The recently unveiled Federal Budget 2019-20 has been largely welcomed by Melbourne’s South-west residents. While not directly impacting the property market, some of the key initiatives are underlying drivers for property market performance over the long-term.
1. Substantial transport infrastructure investments to Melbourne’s west
- $2 billion to help deliver fast rail between Geelong and Melbourne cutting the journey time in half to 32 minutes
- $700 million set aside for South Geelong to Waurn Pond rail track upgrade
Transport infrastructure was a key theme in the latest Budget. A record $100 billion investment will deliver faster and safer commutes across Australia to ensure a better connection between towns and regions.
If backed by the winning government, the $2 billion commitment for Geelong-Melbourne fast rail is going to deliver concentrated benefits in Melbourne’s western suburbs and regions.
Image source: ABC News
Currently, trains between Waurn Ponds and South Geelong are running on a single-lane track, which is often causing delays of services. The additional $700 million for the Geelong rail duplication project announced on 1 April by Member for Corangamite Ms Sarah Henderson would provide vital improvements to the daily commute of Melbourne’s South-west residents.
Image source: Victorian Department of Transport
2. Economy and Tourism
- An extra $30 million from 2020-21 is pledged through the $154 million Geelong City Deal
Tourism attracts $136 billion in expenditure and employs 1 in 13 Australian workers.

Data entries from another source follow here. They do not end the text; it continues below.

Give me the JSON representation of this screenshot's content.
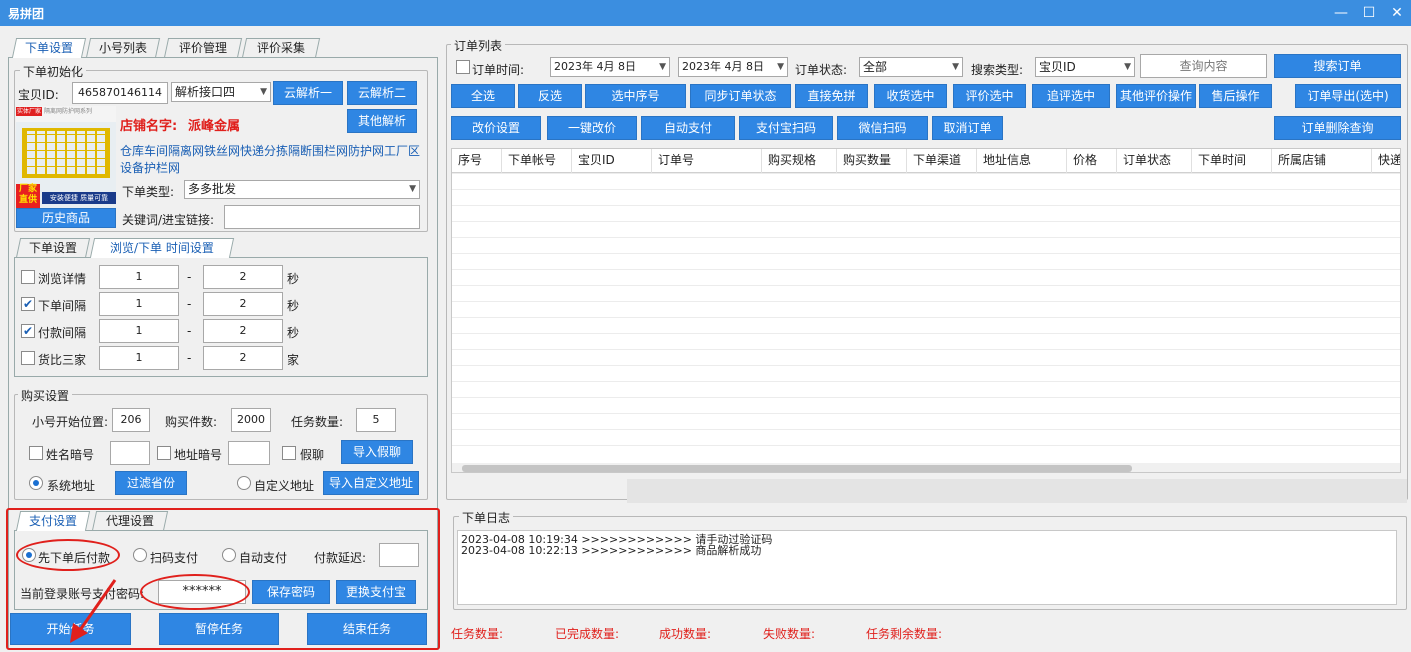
{
  "app": {
    "title": "易拼团"
  },
  "left_tabs": [
    "下单设置",
    "小号列表",
    "评价管理",
    "评价采集"
  ],
  "init": {
    "group": "下单初始化",
    "item_id_label": "宝贝ID:",
    "item_id": "465870146114",
    "api_select": "解析接口四",
    "cloud1": "云解析一",
    "cloud2": "云解析二",
    "other_parse": "其他解析",
    "shop_label": "店铺名字:",
    "shop_name": "派峰金属",
    "product_title": "仓库车间隔离网铁丝网快递分拣隔断围栏网防护网工厂区设备护栏网",
    "order_type_label": "下单类型:",
    "order_type": "多多批发",
    "history_btn": "历史商品",
    "keyword_label": "关键词/进宝链接:",
    "thumb_text": {
      "corner": "实体厂家",
      "badge": "厂家直供",
      "bar": "安装便捷 质量可靠",
      "top": "隔离网防护网系列"
    }
  },
  "sub_tabs": [
    "下单设置",
    "浏览/下单 时间设置"
  ],
  "timing": [
    {
      "label": "浏览详情",
      "checked": false,
      "min": "1",
      "max": "2",
      "unit": "秒"
    },
    {
      "label": "下单间隔",
      "checked": true,
      "min": "1",
      "max": "2",
      "unit": "秒"
    },
    {
      "label": "付款间隔",
      "checked": true,
      "min": "1",
      "max": "2",
      "unit": "秒"
    },
    {
      "label": "货比三家",
      "checked": false,
      "min": "1",
      "max": "2",
      "unit": "家"
    }
  ],
  "dash": "-",
  "check_mark": "✔",
  "purchase": {
    "group": "购买设置",
    "start_label": "小号开始位置:",
    "start": "206",
    "qty_label": "购买件数:",
    "qty": "2000",
    "task_label": "任务数量:",
    "task": "5",
    "name_code": "姓名暗号",
    "addr_code": "地址暗号",
    "fake_chat": "假聊",
    "import_fake": "导入假聊",
    "sys_addr": "系统地址",
    "filter_prov": "过滤省份",
    "custom_addr": "自定义地址",
    "import_custom": "导入自定义地址"
  },
  "pay_tabs": [
    "支付设置",
    "代理设置"
  ],
  "pay": {
    "opt1": "先下单后付款",
    "opt2": "扫码支付",
    "opt3": "自动支付",
    "delay_label": "付款延迟:",
    "pwd_label": "当前登录账号支付密码:",
    "pwd": "******",
    "save_pwd": "保存密码",
    "change_alipay": "更换支付宝"
  },
  "actions": {
    "start": "开始任务",
    "pause": "暂停任务",
    "end": "结束任务"
  },
  "orders": {
    "group": "订单列表",
    "time_label": "订单时间:",
    "date1": "2023年 4月 8日",
    "date2": "2023年 4月 8日",
    "status_label": "订单状态:",
    "status": "全部",
    "search_type_label": "搜索类型:",
    "search_type": "宝贝ID",
    "query_placeholder": "查询内容",
    "search_btn": "搜索订单",
    "row1": [
      "全选",
      "反选",
      "选中序号",
      "同步订单状态",
      "直接免拼",
      "收货选中",
      "评价选中",
      "追评选中",
      "其他评价操作",
      "售后操作",
      "订单导出(选中)"
    ],
    "row2": [
      "改价设置",
      "一键改价",
      "自动支付",
      "支付宝扫码",
      "微信扫码",
      "取消订单"
    ],
    "delete_query": "订单删除查询",
    "columns": [
      "序号",
      "下单帐号",
      "宝贝ID",
      "订单号",
      "购买规格",
      "购买数量",
      "下单渠道",
      "地址信息",
      "价格",
      "订单状态",
      "下单时间",
      "所属店铺",
      "快递"
    ]
  },
  "log": {
    "group": "下单日志",
    "lines": [
      "2023-04-08 10:19:34 >>>>>>>>>>>> 请手动过验证码",
      "2023-04-08 10:22:13 >>>>>>>>>>>> 商品解析成功"
    ]
  },
  "stats": [
    "任务数量:",
    "已完成数量:",
    "成功数量:",
    "失败数量:",
    "任务剩余数量:"
  ],
  "colors": {
    "accent": "#2f86e3",
    "title": "#3b8ee0",
    "alert": "#e0201c"
  }
}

On 29 October 2018, a Federal contribution of $154 million was announced to the 10-year Geelong City Deal package. In the Budget, a $30 million will be invested to develop and enhance tourism infrastructure and operators in the Shipwreck Coast and Great Ocean Road area.
Projections from the State of Victoria Department of Environment, Land, Water and Planning showed a population growth from 5.5 million to 5.9 million between 2011 and 2015, at an annual average growth rate of 1.8 per cent. From 2015 to 2031, the population of Victoria is projected to keep growing by 1.8 million to 7.7 million, at a rate of 1.7 per cent per annum.
It is also predicted that within Victoria, the areas with the greatest capacity for dwelling growth are the outer growth areas and the inner city of Greater Melbourne, led by the city of Wyndham. While in Victoria’s regions the largest numbers of projected extra dwellings, and thus largest concentrations of population growth, are in the major regional cities and in areas close to Melbourne, led by Greater Geelong.
Solid population growth, substantial investments in infrastructures, and a strong economy will collectively keep driving the property market.
Manzeene Village, Lara
“South-west Melbourne suburbs is attracting more and more families who have been stressed out of the inner city of Melbourne,” says Marc Akkerman, Development Director, Dacland, “as they are providing a choice of more relaxed lifestyle with better affordability.”